Presque tous les partis politiques étaient présents à l’audience. Ce grand intérêt nous fait espérer que le processus législatif débouchera sur une loi ambitieuse ayant un impact réel pour les personnes touchées par les mauvaises pratiques aujourd’hui. L’absence du MR qui, par le biais du Commissaire européen Didier Reynders, est pourtant impliqué dans la législation au niveau européen, était remarquable.

FIAN suit de près le processus et a collaboré au mémorandum pour une loi sur le devoir de diligence du groupe de travail Corporate Accountability qui contient les éléments constitutifs d’une loi sur le devoir de diligence en Belgique et a servi d’inspiration pour le projet de loi. Certains membres du groupe de travail ont pris la parole lors de l’audition et ont souligné que le projet de loi est un pas important dans la bonne direction, à condition qu’un certain nombre d’articles soient renforcés.

Les principaux points de discussion lors de l’audition ont été le champ d’application de la loi, sa complémentarité avec l’initiative européenne et les conséquences pour les entreprises qui ne respectent pas la loi.
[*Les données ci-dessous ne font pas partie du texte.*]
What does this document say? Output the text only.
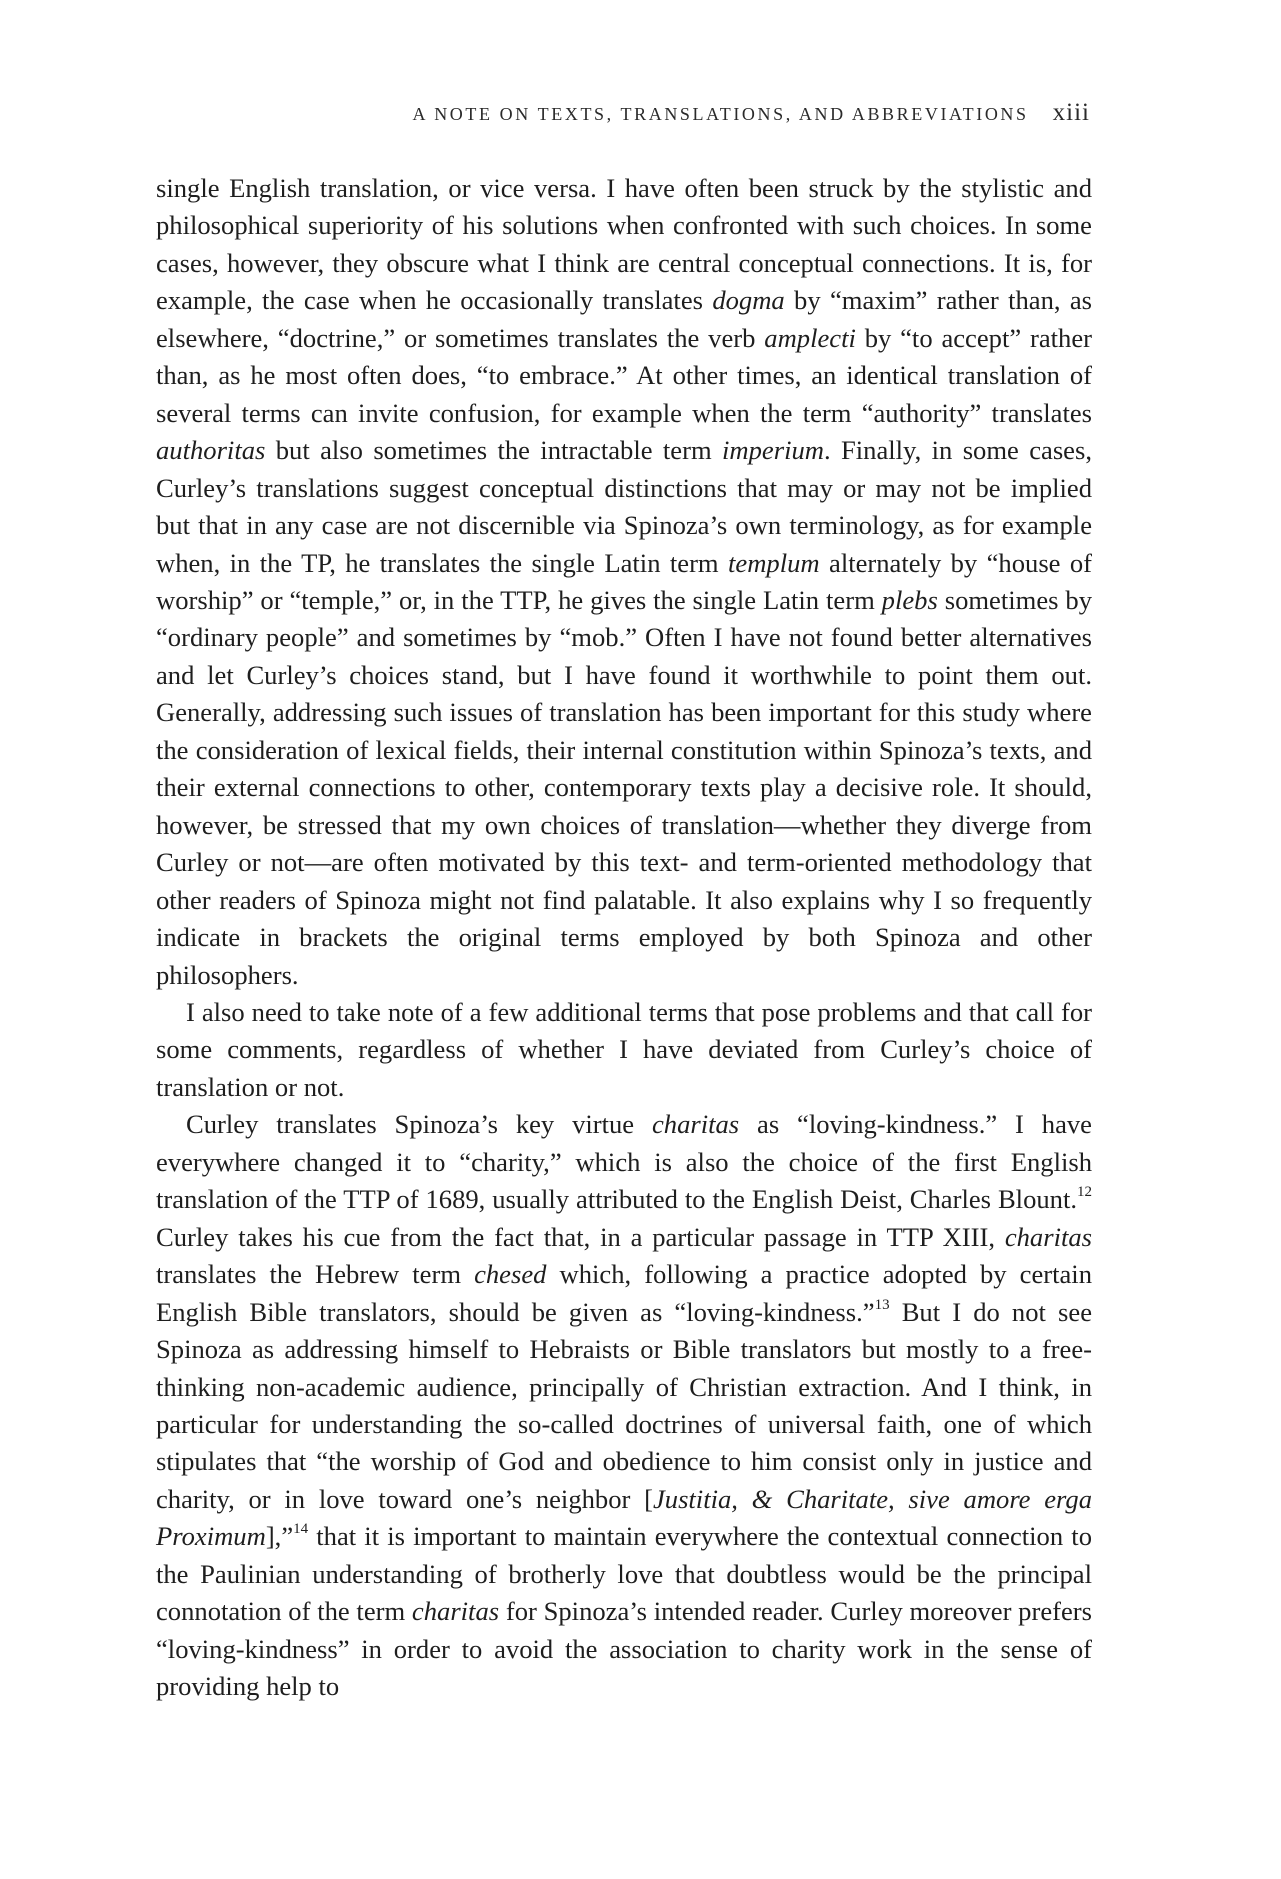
A NOTE ON TEXTS, TRANSLATIONS, AND ABBREVIATIONS xiii

single English translation, or vice versa. I have often been struck by the stylistic and philosophical superiority of his solutions when confronted with such choices. In some cases, however, they obscure what I think are central conceptual connections. It is, for example, the case when he occasionally translates dogma by “maxim” rather than, as elsewhere, “doctrine,” or sometimes translates the verb amplecti by “to accept” rather than, as he most often does, “to embrace.” At other times, an identical translation of several terms can invite confusion, for example when the term “authority” translates authoritas but also sometimes the intractable term imperium. Finally, in some cases, Curley’s translations suggest conceptual distinctions that may or may not be implied but that in any case are not discernible via Spinoza’s own terminology, as for example when, in the TP, he translates the single Latin term templum alternately by “house of worship” or “temple,” or, in the TTP, he gives the single Latin term plebs sometimes by “ordinary people” and sometimes by “mob.” Often I have not found better alternatives and let Curley’s choices stand, but I have found it worthwhile to point them out. Generally, addressing such issues of translation has been important for this study where the consideration of lexical fields, their internal constitution within Spinoza’s texts, and their external connections to other, contemporary texts play a decisive role. It should, however, be stressed that my own choices of translation—whether they diverge from Curley or not—are often motivated by this text- and term-oriented methodology that other readers of Spinoza might not find palatable. It also explains why I so frequently indicate in brackets the original terms employed by both Spinoza and other philosophers.

I also need to take note of a few additional terms that pose problems and that call for some comments, regardless of whether I have deviated from Curley’s choice of translation or not.

Curley translates Spinoza’s key virtue charitas as “loving-kindness.” I have everywhere changed it to “charity,” which is also the choice of the first English translation of the TTP of 1689, usually attributed to the English Deist, Charles Blount.$^{12}$ Curley takes his cue from the fact that, in a particular passage in TTP XIII, charitas translates the Hebrew term chesed which, following a practice adopted by certain English Bible translators, should be given as “loving-kindness.”$^{13}$ But I do not see Spinoza as addressing himself to Hebraists or Bible translators but mostly to a free-thinking non-academic audience, principally of Christian extraction. And I think, in particular for understanding the so-called doctrines of universal faith, one of which stipulates that “the worship of God and obedience to him consist only in justice and charity, or in love toward one’s neighbor [Justitia, & Charitate, sive amore erga Proximum],”$^{14}$ that it is important to maintain everywhere the contextual connection to the Paulinian understanding of brotherly love that doubtless would be the principal connotation of the term charitas for Spinoza’s intended reader. Curley moreover prefers “loving-kindness” in order to avoid the association to charity work in the sense of providing help to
"Les études montrent que les initiatives volontaires ne fonctionnent pas. La situation s’aggrave. " a déclaré Sophie Wintgens, qui représentait le groupe de travail

Comme on pouvait s’y attendre, la FEB (Fédération des entreprises belges) a plaidé contre les mesures contraignantes. "Une position conservatrice" selon Christophe Lacroix qui, en tant que représentant du PS, a co-présenté le projet de loi.

  • Les principaux points d’amélioration proposés par FIAN sont une obligation de transparence pour les entreprises, les obligeant à rendre les informations accessibles au public. Les informations doivent au moins inclure leurs structures d’entreprise, leurs activités et les mesures prises pour prévenir les violations. En outre, le projet de loi doit garantir un accès juridique aux communautés et aux personnes concernées.
  • Le renversement prévu de la charge de la preuve, qui est maintenant inclus dans la proposition, est essentiel à cet égard. Pour une communauté ou un individu affecté, il est souvent impossible de prouver le lien entre les activités nuisibles et la société mère et que cette dernière aurait pu prévenir les dommages. Étant donné que l’entreprise dispose de l’information, elle doit prouver qu’elle a fait tout ce qu’elle pouvait pour éviter le dommage.
  • En outre, la loi doit également garantir la possibilité d’une action collective. Dans un recours collectif, une action en justice est intentée au nom d’un groupe de personnes et non d’un individu.
  • Enfin, la loi doit prévoir un mécanisme de contrôle indépendant qui applique la loi et dispose de capacités et de ressources suffisantes pour le faire. Ce mécanisme de contrôle doit pouvoir recevoir et traiter les plaintes et imposer des sanctions aux entreprises qui ne respectent pas leur devoir de diligence.

La première audition a été un succès, mais il reste encore beaucoup à faire pour parvenir à une loi forte qui ait un impact réel et mette fin à l’impunité des entreprises.